To determine the encased NA amount of NA-LDH hybrids and Eudragit® S100-coated NA-LDH, each sample (5 mg of NA-LDH hybrids) was dispersed in 0.1 M HCl aqueous solution, 65% ethanol (95%) solution and sonicated for 30 min to fully drain the NA out of the LDH lattice. NA content was further quantified at 262 nm by a Jasco UV/Vis spectrometer (V-630, Jasco, Tokyo, Japan).

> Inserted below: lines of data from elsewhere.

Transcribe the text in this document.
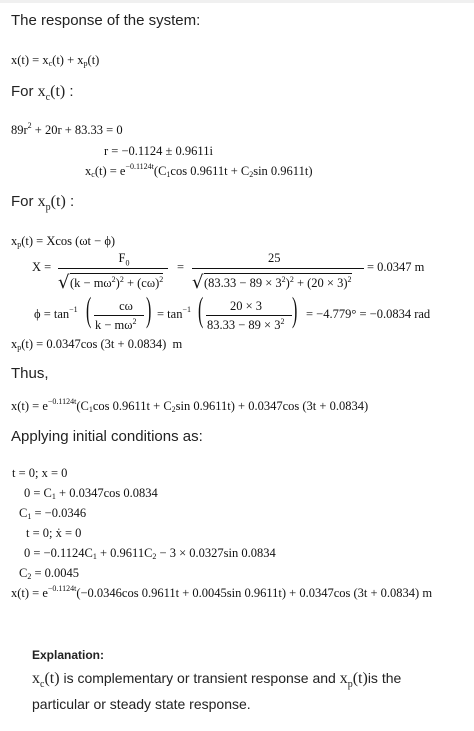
The response of the system:
$x(t) = x_c(t) + x_p(t)$
For $x_c(t)$ :
$89r^2 + 20r + 83.33 = 0$
r = −0.1124 ± 0.9611i
$x_c(t) = e^{-0.1124t}(C_1\cos$ $0.9611t + C_2\sin$ 0.9611t)
For $x_p(t)$ :
$x_p(t) = Xcos$ (ωt − ϕ)
X =
$F_0$
√ $(k - m\omega^2)^2 + (c\omega)^2$
=
25
√ $(83.33 - 89 \times 3^2)^2 + (20 \times 3)^2$
= 0.0347 m
$\phi = \tan^{-1}$ (	cω
$k - m\omega^2$ ) = $\tan^{-1}$ ( 20 × 3
$83.33 - 89 \times 3^2$ ) = −4.779° = −0.0834 rad
$x_p(t) = 0.0347\cos$ (3t + 0.0834)  m
Thus,
$x(t) = e^{-0.1124t}(C_1\cos$ $0.9611t + C_2\sin$ 0.9611t) + 0.0347cos (3t + 0.0834)
Applying initial conditions as:
t = 0; x = 0
$0 = C_1 + 0.0347\cos$ 0.0834
$C_1 = -0.0346$
t = 0; ẋ = 0
$0 = -0.1124C_1 + 0.9611C_2 - 3 \times 0.0327\sin$ 0.0834
$C_2 = 0.0045$
$x(t) = e^{-0.1124t}(-0.0346\cos$ 0.9611t + 0.0045sin 0.9611t) + 0.0347cos (3t + 0.0834) m
Explanation:
$x_c(t)$ is complementary or transient response and $x_p(t)is$ the
particular or steady state response.
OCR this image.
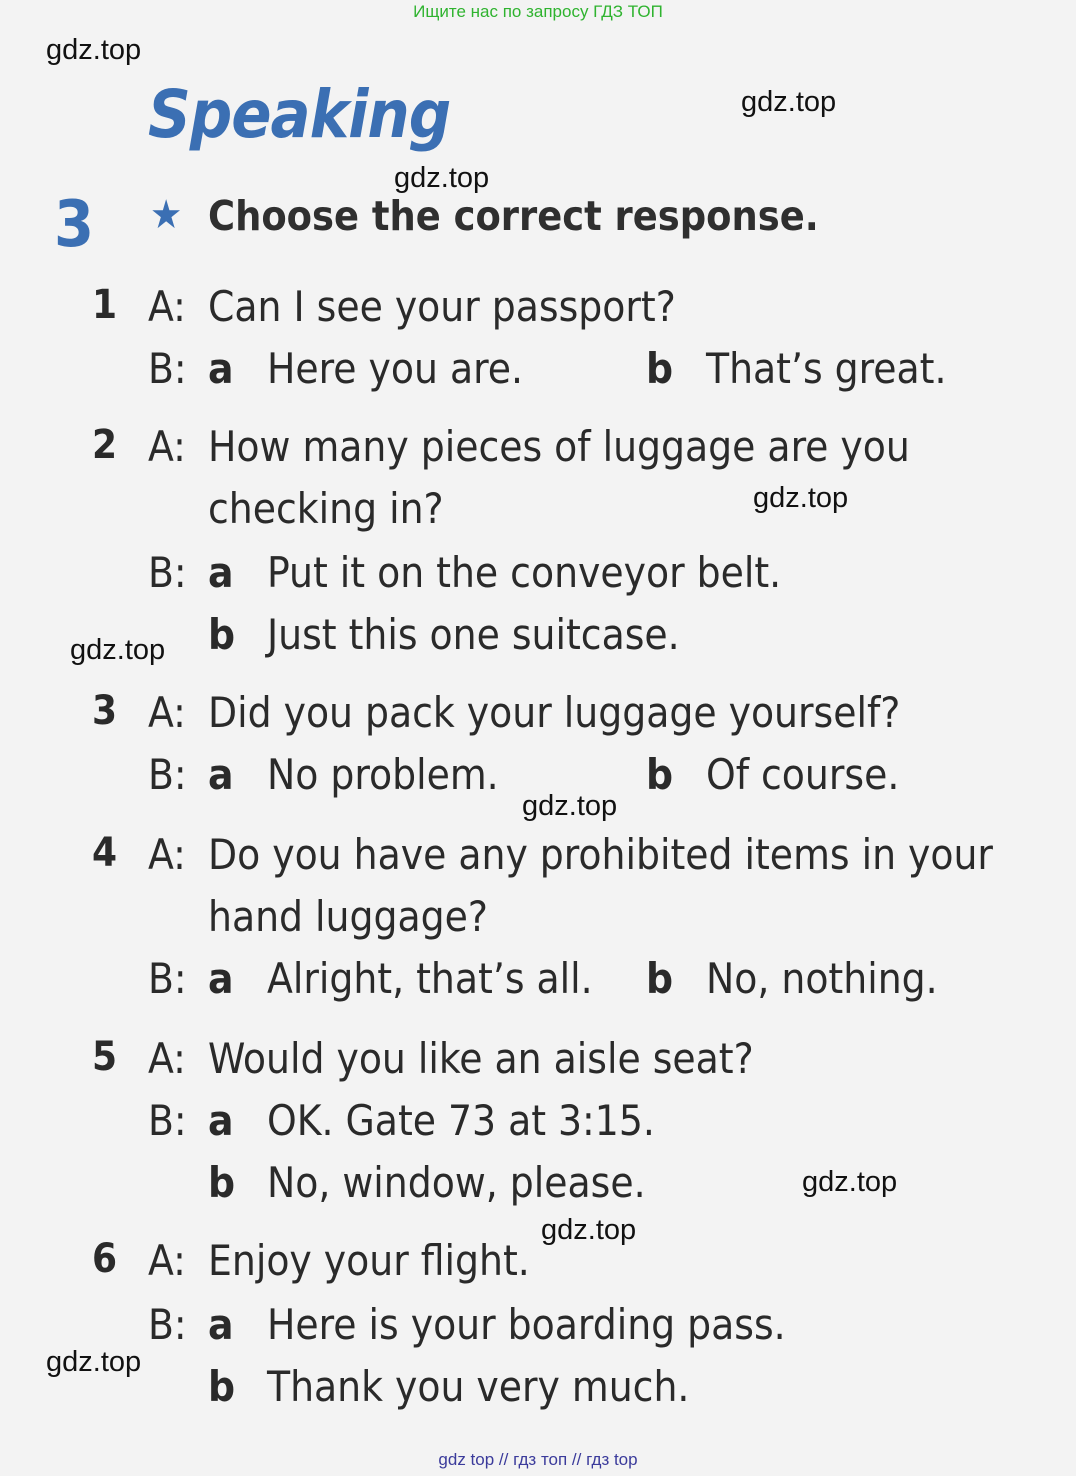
Ищите нас по запросу ГДЗ ТОП
Speaking
3 ★ Choose the correct response.
1 A: Can I see your passport?
B: a Here you are.	b That’s great.
2 A: How many pieces of luggage are you
checking in?
B: a Put it on the conveyor belt.
b Just this one suitcase.
3 A: Did you pack your luggage yourself?
B: a No problem.	b Of course.
4 A: Do you have any prohibited items in your
hand luggage?
B: a Alright, that’s all. b No, nothing.
5 A: Would you like an aisle seat?
B: a OK. Gate 73 at 3:15.
b No, window, please.
6 A: Enjoy your flight.
B: a Here is your boarding pass.
b Thank you very much.
gdz.top
gdz.top
gdz.top
gdz.top
gdz.top
gdz.top
gdz.top
gdz.top
gdz.top
gdz top // гдз топ // гдз top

4.5. In Vitro Release Experiment

The NA release was completed using a paddle stirring procedure (DST-810 dissolution tester; Labfine, Seoul, Korea). We set the impeller speed at 50 rpm at 37 °C. Various samples that are in equivalence with 20 mg NA were mixed with 0.5 L release buffer. Samples were collected at pre-determined time points and were syringe-filtered using 450 nm PVDF filters (Thermo Scientific, Waltham, MA, USA). The NA was quantified as mentioned in Section 4.3. Each sample was measured in triplicate. Both gastric and intestinal buffers were used to simulate the fate of NA upon oral administration. The pH conditions of the release media were maintained at pH 1.2 and 6.8 to simulate the gastro-intestinal conditions, and experiments were conducted for 2 and 12 h, respectively.

4.6. MTT Analysis

MTT analysis was completed according to the previous protocol [87]. MTT is based on the reduction of the yellow tetrazolium salt MTT to a purple MTT formazan if the cells are viable with no toxicity. To demonstrate the cell viability of intact NA, pristine LDH and NA-LDH, MTT assay was performed in L929 cells under various concentrations (2.5 to 100 µg/mL) of particle after incubating for 24 h of treatment. For this, the normal fibroblast cell line (L929) was purchased from Korean Cell Line Bank and the cells were cultured in RPMI (Roswell Park Memorial Institute) 1640 medium (gibco. Ltd., New York, NY, USA) and maintained as reported before [87]. Various samples, i.e., NA, pristine LDH and NA-LDH in the concentration range of 2.5–100 μg/mL, and treated cells were kept in the CO2 incubator for 24 h. The cytocompatibility was detected by measuring the MTT formazan crystals by measuring absorbance at 540 nm using UV/Visible spectrophotometer (Multiskan FC, Thermo Scientific, Waltham, MA, USA).

5. Conclusions

In summary, we successfully intercalated NA molecules into a 2D lattice of LDH via the coprecipitation method in order to protect the NA very efficiently. After formulating the NA-LDH hybrid with Eudragit® S100, which would be soluble in intestinal conditions, it would thereby be expected to have sustained NA release under gastrointestinal conditions. Additionally, the MTT assay revealed good biocompatibility of the hybrid drug, suggesting that it can be a potential drug delivery system without undesirable side effects, such as erythema and flushing, and requires administration of multiple doses and enhancing the bioavailability of NA.